THANK YOU FOR SUBSCRIBING
Fusion center…a trendy term or necessity? Recently this conversation occurs frequently and rightfully so. Although obvious for years, it is now more apparent than ever that cyber threats and fraud have some correlation. Yet, it was not until recently that fraud got its proverbial seat at the table, as both a separate entity and a stakeholder, when it came to enterprise risk. Though it was unfair, the fact was that many InfoSecurity teams were relied on to not only assess network and cybersecurity risks, but also speak to the fraud risks, a niche that these teams may not be entirely qualified to speak for. In fact, outside industries still use the terms “cybersecurity risk” and “fraud risk” interchangeably.
As fraud becomes a more diverse category, and continuous conversations are initiated about dissecting what these frauds are, and how they are perpetrated, the distinction was becoming clearer. As fraud incidents were identified the same response by business lines of “but we got InfoSec approval” was consistently echoed, and frustratingly followed by the face palms and head shakes of those on the infosecurity team. I reflect on this here, as I feel I’m in good company to express our needs to be “partners in crime” for the increasingly digital world.Unfortunately, it took some significant, reputation-damaging incidents for many C-Suites to realize the need for these two verticals to stand alone, and, yet, together.
Naturally, the best way to start this conversation would be by jumping into industry alphabet soup. Simply put, you are nobody if you have not implemented AI or ML (also often mistaken as interchangeable) into your robust, enterprise-wide fraud engine, filled with tags of profiling physical and behavioral biometric data, coupled with device fingerprinting. Although I sound like I’m oozing sarcasm, everything stated is extremely valid and essential to dealing with today’s threats.
As the anti-fraud community soon realized, however, OTPs and MFA are constantly being circumvented by social engineering and “human hacking”. It became apparent that these “step- ups” cannot be relied on to determine legitimacy of a transaction or session. Thus, the need to take the human out of the security equation, and determine for ourselves who is conducting the transaction, becomes the focus of collecting all this data and authentication. This comes with its own caveats, of course.
AI and ML are crucial in risk-rating and transaction analytics, but as has been alluded to in recent media articles, they are only as good as those deciding the output, as well as the strength of the feedback loop that digests it back into the models. Often large-scale fraud events are dismissed as legitimate due to the large volumes of transactions across many customers appearing normal. Similarly, fraud detection is only as good as the quick reaction of the analysts.
For example, if a fraudulent transaction is flagged as legitimate, that pattern is now validated, and, now aids in proliferating the fraud. Using this data, along with more traditional, Boolean “if/then” statements, helps to ensure that your bias is not being pointed in the wrong direction.
As always, the adversaries will be one-step ahead and realize the benefit of hacking the victim to initiate the transaction him/herself, as best way to bypass the controls employed to detect who or what is NOT the customer. Additionally, the rise and ease of creating synthetic identities compromises our efforts even more, since now the fraudster can control stolen accounts while shielded behind a person who doesn’t even exist.

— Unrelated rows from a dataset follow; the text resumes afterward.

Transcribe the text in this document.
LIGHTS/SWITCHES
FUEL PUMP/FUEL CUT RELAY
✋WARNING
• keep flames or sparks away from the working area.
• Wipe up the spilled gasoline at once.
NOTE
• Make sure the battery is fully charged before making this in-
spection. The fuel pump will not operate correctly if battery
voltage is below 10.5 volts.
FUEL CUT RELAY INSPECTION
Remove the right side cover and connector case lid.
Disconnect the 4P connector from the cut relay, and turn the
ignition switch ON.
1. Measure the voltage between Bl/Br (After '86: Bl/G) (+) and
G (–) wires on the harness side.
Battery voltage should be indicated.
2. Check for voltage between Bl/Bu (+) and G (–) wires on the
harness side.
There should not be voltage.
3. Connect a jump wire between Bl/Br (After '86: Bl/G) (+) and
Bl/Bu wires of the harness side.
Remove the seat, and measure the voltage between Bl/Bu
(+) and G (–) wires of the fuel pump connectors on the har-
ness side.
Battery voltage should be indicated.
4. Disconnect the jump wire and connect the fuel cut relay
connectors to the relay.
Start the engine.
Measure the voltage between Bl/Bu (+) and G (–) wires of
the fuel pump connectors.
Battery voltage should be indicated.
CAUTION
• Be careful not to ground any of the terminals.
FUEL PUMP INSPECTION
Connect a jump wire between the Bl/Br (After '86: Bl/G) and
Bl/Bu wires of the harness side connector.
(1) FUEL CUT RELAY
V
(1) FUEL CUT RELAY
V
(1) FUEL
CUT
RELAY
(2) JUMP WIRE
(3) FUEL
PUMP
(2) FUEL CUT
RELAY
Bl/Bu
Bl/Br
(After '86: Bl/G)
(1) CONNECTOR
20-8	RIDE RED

That said, behavioral biometrics, physical biometrics, and proof-of-life authentication, are only effective if a fraudster doesn’t beat the real customer to the punch. Additionally, if someone is using your SSN with other fabricated PII, and has a larger digital presence than you have as a real person, there are some vendors that will register the fake persona as more likely to be the real deal than you are. Add in the ever-growing trend of deep fakes, and 3D printers stealing identities, and we are in a constant battle.
I wish I can offer a silver bullet but, in reality, we are in a continuous game of reactive prevention. Even with all of these advances on the leading edge of fraud detection, we are naïve, or simply ignorant, to not acknowledge that these technologies have been in use for years by fraudsters. Authentication should not be a competitive advantage, and unfortunately, that is how it is marketed in the current landscape.
For the CISO and technical audience, I think it’s appropriate to end with a quote from Bruce Schneier in his book Secrets and Lies, “Security is not a product, it’s a process. You can’t just add it to a system after the fact. It is vital to understand the real threats to a system, design a security policy, commensurate with those threats, and build in appropriate security countermeasures from the beginning.”
The irony is that these words were published in the year 2000, yet it seems like a quote appropriate for the future. We, as a society, continue to push for instantaneous and nonrefundable payments, yet, we are shocked when a substantial amount of money is lost. I would say there’s hope that we are learning our lessons, but the same warnings were published over 20 years ago, and are just as relevant today.
As we continue to collaborate, I’ll end with a cheer to all those fighting the good fight.